Polignano a Mare (; Barese:  ) is a town and comune in the Metropolitan City of Bari, Apulia, southern Italy, located on the Adriatic Sea. The local economy mostly depends on tourism, agriculture and fishing.

History
The area has been settled since prehistoric times, evidenced by archaeological excavations in the locality of Santa Barbara. It is believed to be the site of the ancient Greek city of Neapolis of Apulia. Nowadays, some historians suggest that this latter was one of the two colonies founded during the IV century b.C. by Dionysius II of Syracuse; other sources, instead, claim Julius Caesar as the father of Polignano a Mare, which might have been a central hub along the well-known Via Traiana. Thanks to its strategic position on the Adriatic Sea, it soon became a trade centre, at least until the introduction of a Greek coin bearing the "NEAII" inscription.
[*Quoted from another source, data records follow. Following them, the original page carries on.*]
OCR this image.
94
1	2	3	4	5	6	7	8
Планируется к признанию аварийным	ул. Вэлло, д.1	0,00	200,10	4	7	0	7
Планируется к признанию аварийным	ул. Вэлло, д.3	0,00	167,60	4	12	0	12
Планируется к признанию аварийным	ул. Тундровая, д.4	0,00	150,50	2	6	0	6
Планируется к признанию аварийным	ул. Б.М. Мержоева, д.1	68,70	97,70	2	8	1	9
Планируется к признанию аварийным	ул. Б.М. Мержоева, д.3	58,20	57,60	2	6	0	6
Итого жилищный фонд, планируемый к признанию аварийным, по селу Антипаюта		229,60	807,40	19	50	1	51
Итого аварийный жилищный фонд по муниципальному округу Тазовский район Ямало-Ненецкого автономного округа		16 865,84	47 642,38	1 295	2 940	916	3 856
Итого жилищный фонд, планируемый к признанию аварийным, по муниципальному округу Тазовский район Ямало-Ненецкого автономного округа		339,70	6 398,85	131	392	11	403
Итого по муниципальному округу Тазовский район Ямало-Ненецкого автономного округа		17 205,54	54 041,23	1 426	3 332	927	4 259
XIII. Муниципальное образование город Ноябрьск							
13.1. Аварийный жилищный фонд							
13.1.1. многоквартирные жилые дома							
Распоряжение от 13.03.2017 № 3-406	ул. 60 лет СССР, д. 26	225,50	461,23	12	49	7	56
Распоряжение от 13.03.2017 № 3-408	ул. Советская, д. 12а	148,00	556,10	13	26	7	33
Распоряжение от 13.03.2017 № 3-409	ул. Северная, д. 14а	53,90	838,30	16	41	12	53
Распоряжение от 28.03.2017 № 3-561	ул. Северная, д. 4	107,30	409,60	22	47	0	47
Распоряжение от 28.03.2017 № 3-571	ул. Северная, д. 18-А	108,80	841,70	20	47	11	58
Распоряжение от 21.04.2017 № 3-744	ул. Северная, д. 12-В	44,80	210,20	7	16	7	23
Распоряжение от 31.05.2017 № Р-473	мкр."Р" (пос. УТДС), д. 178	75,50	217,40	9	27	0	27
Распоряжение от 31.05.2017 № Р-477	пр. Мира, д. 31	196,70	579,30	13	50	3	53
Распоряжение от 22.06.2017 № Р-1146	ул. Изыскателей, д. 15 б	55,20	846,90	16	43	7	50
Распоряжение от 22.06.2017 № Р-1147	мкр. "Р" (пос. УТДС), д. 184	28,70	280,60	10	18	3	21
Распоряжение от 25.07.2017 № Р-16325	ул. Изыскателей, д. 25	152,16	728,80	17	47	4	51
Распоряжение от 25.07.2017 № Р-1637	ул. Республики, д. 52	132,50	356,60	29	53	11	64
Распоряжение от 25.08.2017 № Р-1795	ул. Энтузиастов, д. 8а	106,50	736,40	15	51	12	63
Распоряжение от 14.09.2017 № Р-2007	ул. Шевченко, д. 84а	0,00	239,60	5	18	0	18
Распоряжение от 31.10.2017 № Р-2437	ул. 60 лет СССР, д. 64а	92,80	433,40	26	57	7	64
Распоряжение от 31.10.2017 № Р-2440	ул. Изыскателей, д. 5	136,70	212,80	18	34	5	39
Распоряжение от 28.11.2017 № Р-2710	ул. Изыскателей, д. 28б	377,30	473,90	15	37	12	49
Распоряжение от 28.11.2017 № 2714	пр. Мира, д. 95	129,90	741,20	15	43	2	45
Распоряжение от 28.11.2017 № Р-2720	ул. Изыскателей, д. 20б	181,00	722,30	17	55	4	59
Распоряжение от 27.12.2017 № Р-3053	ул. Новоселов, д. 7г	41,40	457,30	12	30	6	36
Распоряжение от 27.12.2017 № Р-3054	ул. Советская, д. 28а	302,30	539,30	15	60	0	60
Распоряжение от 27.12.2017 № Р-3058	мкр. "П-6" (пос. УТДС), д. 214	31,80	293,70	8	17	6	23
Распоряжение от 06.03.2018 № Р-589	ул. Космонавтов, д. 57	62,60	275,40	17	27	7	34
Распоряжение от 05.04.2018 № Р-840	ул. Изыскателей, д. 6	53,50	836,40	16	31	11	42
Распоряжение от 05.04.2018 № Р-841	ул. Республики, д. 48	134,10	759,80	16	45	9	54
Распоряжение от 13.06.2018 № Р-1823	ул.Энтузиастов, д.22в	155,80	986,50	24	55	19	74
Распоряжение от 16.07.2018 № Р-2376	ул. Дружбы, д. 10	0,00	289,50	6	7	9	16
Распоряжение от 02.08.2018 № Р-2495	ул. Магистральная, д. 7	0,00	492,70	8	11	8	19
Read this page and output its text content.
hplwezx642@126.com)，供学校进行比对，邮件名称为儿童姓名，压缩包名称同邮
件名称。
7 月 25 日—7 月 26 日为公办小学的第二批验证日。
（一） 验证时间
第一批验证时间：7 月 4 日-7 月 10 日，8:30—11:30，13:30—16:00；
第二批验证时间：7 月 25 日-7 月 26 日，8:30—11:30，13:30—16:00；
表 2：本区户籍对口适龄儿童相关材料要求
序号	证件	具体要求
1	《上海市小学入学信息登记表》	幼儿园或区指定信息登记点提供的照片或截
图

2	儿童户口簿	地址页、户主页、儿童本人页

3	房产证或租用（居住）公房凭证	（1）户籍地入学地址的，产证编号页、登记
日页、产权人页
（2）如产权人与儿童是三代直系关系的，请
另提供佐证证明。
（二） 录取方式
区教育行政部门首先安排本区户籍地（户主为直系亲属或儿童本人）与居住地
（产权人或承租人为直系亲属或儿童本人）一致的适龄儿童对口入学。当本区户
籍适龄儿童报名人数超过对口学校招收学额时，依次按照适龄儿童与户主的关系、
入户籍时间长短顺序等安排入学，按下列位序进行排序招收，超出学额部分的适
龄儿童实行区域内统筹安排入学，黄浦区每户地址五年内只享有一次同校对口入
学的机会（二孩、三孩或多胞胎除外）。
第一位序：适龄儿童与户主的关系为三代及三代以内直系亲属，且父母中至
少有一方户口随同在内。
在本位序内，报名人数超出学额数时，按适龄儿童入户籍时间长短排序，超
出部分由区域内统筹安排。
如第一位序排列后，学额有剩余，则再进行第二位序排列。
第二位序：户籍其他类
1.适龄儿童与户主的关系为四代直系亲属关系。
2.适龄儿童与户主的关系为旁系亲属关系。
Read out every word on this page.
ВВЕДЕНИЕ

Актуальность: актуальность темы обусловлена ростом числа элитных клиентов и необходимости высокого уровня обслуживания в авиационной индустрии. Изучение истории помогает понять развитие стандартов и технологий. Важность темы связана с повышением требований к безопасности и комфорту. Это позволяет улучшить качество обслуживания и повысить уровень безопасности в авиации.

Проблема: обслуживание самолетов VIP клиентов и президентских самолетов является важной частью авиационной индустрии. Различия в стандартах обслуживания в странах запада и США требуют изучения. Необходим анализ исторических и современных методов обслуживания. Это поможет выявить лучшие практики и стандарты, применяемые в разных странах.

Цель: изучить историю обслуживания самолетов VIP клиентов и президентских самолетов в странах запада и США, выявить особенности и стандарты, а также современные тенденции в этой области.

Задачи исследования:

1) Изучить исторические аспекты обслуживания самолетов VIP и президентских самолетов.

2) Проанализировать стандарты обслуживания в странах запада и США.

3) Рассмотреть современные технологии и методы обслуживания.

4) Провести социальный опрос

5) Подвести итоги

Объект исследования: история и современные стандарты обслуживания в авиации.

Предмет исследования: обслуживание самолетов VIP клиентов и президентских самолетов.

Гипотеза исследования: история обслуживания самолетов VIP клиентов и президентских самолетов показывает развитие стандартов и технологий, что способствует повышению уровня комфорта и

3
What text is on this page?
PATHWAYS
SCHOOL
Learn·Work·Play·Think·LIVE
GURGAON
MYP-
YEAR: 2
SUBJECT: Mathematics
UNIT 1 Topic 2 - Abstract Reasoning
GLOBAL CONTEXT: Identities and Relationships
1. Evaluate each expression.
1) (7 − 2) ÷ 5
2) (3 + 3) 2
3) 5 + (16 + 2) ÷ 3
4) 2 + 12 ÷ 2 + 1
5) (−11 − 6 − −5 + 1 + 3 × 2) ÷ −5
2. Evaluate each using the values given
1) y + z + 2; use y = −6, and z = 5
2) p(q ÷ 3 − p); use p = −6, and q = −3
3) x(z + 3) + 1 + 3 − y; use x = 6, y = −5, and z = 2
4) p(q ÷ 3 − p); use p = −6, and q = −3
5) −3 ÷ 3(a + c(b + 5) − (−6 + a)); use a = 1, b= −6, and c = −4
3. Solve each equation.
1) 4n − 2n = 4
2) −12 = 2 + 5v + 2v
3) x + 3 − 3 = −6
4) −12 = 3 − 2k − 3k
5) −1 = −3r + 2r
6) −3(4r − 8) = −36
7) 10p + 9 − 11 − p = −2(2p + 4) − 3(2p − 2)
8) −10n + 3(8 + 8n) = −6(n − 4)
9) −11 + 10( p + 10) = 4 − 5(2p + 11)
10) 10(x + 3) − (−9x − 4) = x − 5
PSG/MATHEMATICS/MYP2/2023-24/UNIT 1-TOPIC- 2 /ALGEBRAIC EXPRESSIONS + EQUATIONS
The foreign dominations led the town to a greater development and recognition. The Byzantine Empire, in the VI century, turned it into a municipal structure; subsequently, it was dominated by the Normans, who, during the XI century made the local economy thrive by boosting the production of the olive oil. The fortification of the suburb, on the other hand, has plainly to be attributed to the Angioinians, who secured the protection of the land from potential threats including the Turkish army and the different kinds of epidemics.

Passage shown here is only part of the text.